BMW (IW 100/31) is planning for a future when traditional vehicle ownership will be optional and its model line will consist of free-floating robo-cars.
The Mini Vision Next 100 electric concept car picks up passengers autonomously, changes color to fit each new driver’s preferences and parks and recharges without human intervention, the automaker said in a presentation on June 16 in London.
It was a window into parent BMW AG’s soul-searching over the urban car market of the coming decades, showing the company believes drivers won’t be necessary and all vehicles will need built-in adaptability for shared ownership.

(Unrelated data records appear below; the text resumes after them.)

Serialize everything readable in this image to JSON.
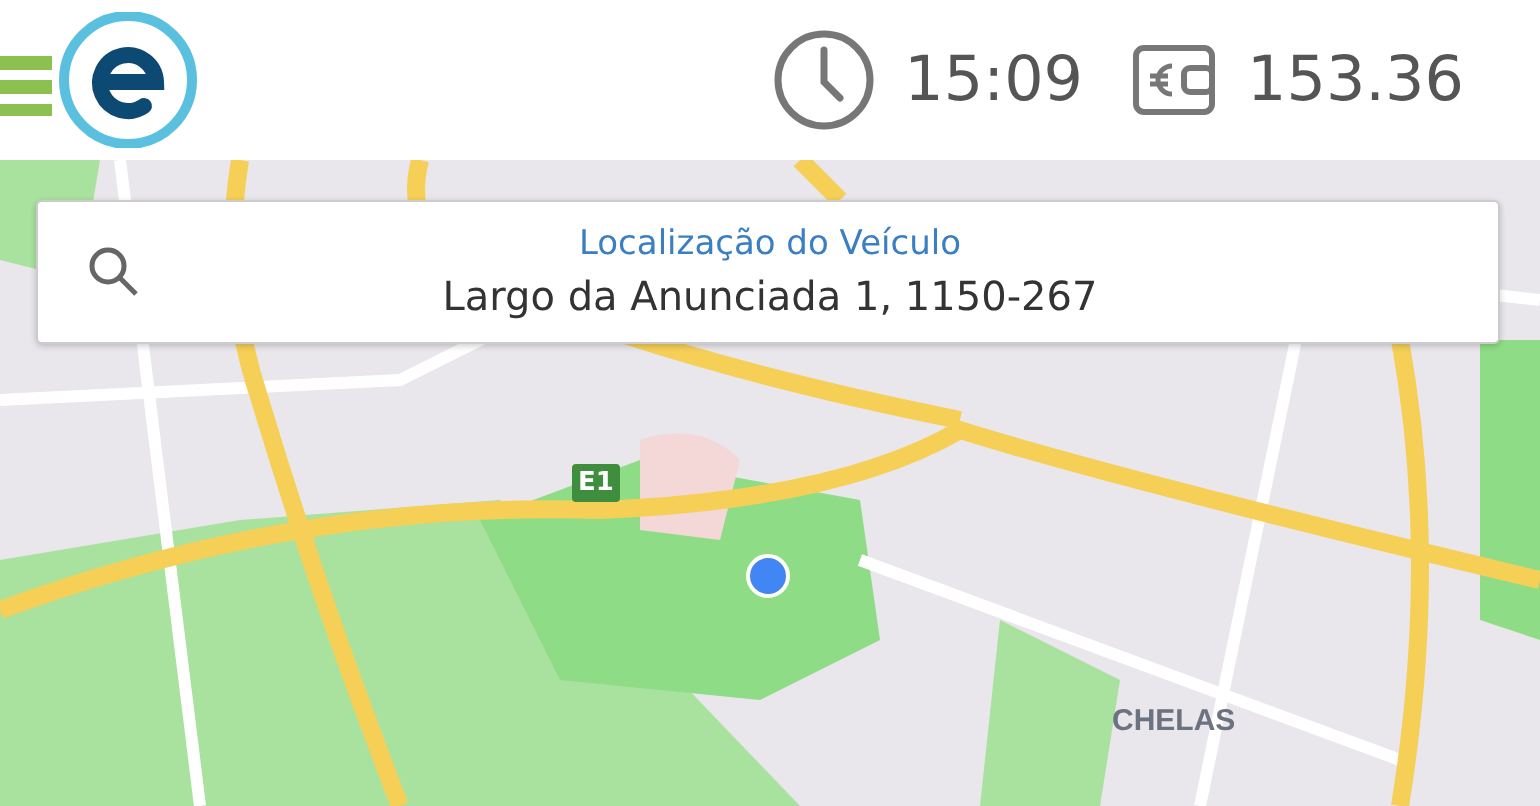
{
  "header": {
    "time": "15:09",
    "balance": "153.36"
  },
  "search": {
    "label": "Localização do Veículo",
    "value": "Largo da Anunciada 1, 1150-267"
  },
  "map": {
    "labels": [
      {
        "kind": "shield",
        "text": "E1"
      },
      {
        "kind": "area",
        "text": "CHELAS"
      }
    ]
  }
}
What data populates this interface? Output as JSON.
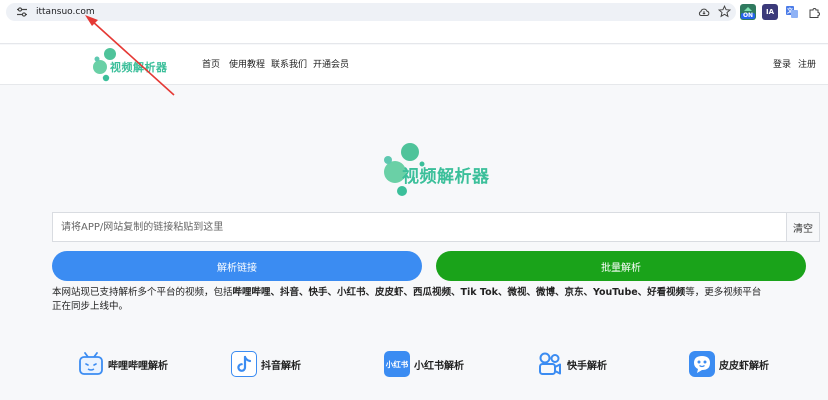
{
  "browser": {
    "url": "ittansuo.com",
    "extensions": [
      {
        "name": "on-extension-icon",
        "text": "ON"
      },
      {
        "name": "ia-extension-icon",
        "text": "IA"
      },
      {
        "name": "translate-extension-icon",
        "text": ""
      },
      {
        "name": "puzzle-extension-icon",
        "text": ""
      }
    ]
  },
  "nav": {
    "logo_text": "视频解析器",
    "links": [
      "首页",
      "使用教程",
      "联系我们",
      "开通会员"
    ],
    "login": "登录",
    "register": "注册"
  },
  "hero": {
    "logo_text": "视频解析器"
  },
  "search": {
    "placeholder": "请将APP/网站复制的链接粘贴到这里",
    "clear_label": "清空"
  },
  "buttons": {
    "parse": "解析链接",
    "batch": "批量解析"
  },
  "description": {
    "prefix": "本网站现已支持解析多个平台的视频，包括",
    "platforms": "哔哩哔哩、抖音、快手、小红书、皮皮虾、西瓜视频、Tik Tok、微视、微博、京东、YouTube、好看视频",
    "suffix": "等，更多视频平台",
    "line2": "正在同步上线中。"
  },
  "platforms": [
    {
      "label": "哔哩哔哩解析",
      "icon": "bilibili-icon",
      "color": "#3b8cf2"
    },
    {
      "label": "抖音解析",
      "icon": "douyin-icon",
      "color": "#3b8cf2"
    },
    {
      "label": "小红书解析",
      "icon": "xiaohongshu-icon",
      "icon_text": "小红书",
      "color": "#3b8cf2"
    },
    {
      "label": "快手解析",
      "icon": "kuaishou-icon",
      "color": "#3b8cf2"
    },
    {
      "label": "皮皮虾解析",
      "icon": "pipixia-icon",
      "color": "#3b8cf2"
    }
  ],
  "colors": {
    "brand_green": "#3bbf9a",
    "primary_blue": "#3b8cf2",
    "success_green": "#1aa31a",
    "annotation_red": "#e53935"
  }
}
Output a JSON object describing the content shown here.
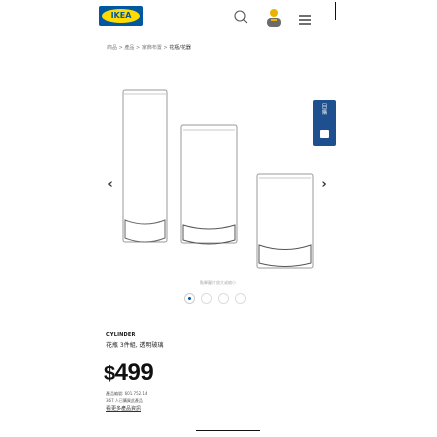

“It opens up millions of new customers who would really like to have a premium car but maybe can’t afford one or live in a city where they can’t park one,” Ian Robertson, BMW’s head of sales, told journalists, adding that the wider ground-transport market including buses, taxis and rail is valued at about $10 trillion. “If you can reach new customers, then the scope and the scale of what we are in business with today takes a massive, massive reach forward.”
The shared-ownership model could extend to vehicles from the main BMW brand, Peter Schwarzenbauer, the group executive who oversees Mini, said at a separate briefing.
BMW is facing both current and future challenges. This year, the namesake marque will probably lose its sales leadership in luxury cars to Mercedes-Benz for the first time since 2005. And after basing its identity on luxurious Autobahn-speed exhilaration, Munich-based BMW may face more difficulty than rivals in keeping its brand desirable as cars automate and consumer attitudes about owning a vehicle change.
BMW’s answer has been to give drivers the choice between using the latest in self-driving technology and taking the wheel themselves for more of a thrill. It presented the Mini alongside a Rolls-Royce concept on June 16 after doing the same in March for the BMW nameplate. CEO Harald Krueger said in May the company will introduce its first electric flagship car with autonomous features in 2021.
Rolls-Royce’s Siri
The self-chauffeured coupe-style Rolls-Royce concept is a bid to merge self-driving and connected technology into an ultra-luxury brand known for touches like hand embroidery and a drop-down backseat picnic table made of 500 pieces of wood. The nearly six-meter-long (20-foot) vehicle includes an intelligent electronic assistant named Eleanor -- Rolls-Royce’s answer to Apple Inc.’s Siri -- after the model who inspired the car’s hood ornament. A roof that opens along with the rear door means passengers will be able to stand to exit the vehicle.
BMW’s rivals have offered up a similar vision of what cars will do in 2030. In January last year, Mercedes presented the F 015, an autonomous “rolling luxury lounge” with seats that can swivel around to enable passengers to talk to each other face to face.
Technology is opening up “fantastic new possibilities,” Adrian van Hooydonk, BMW’s head of design, said in the statement, describing a future in which “interactions between human, machine and surroundings become seamless.”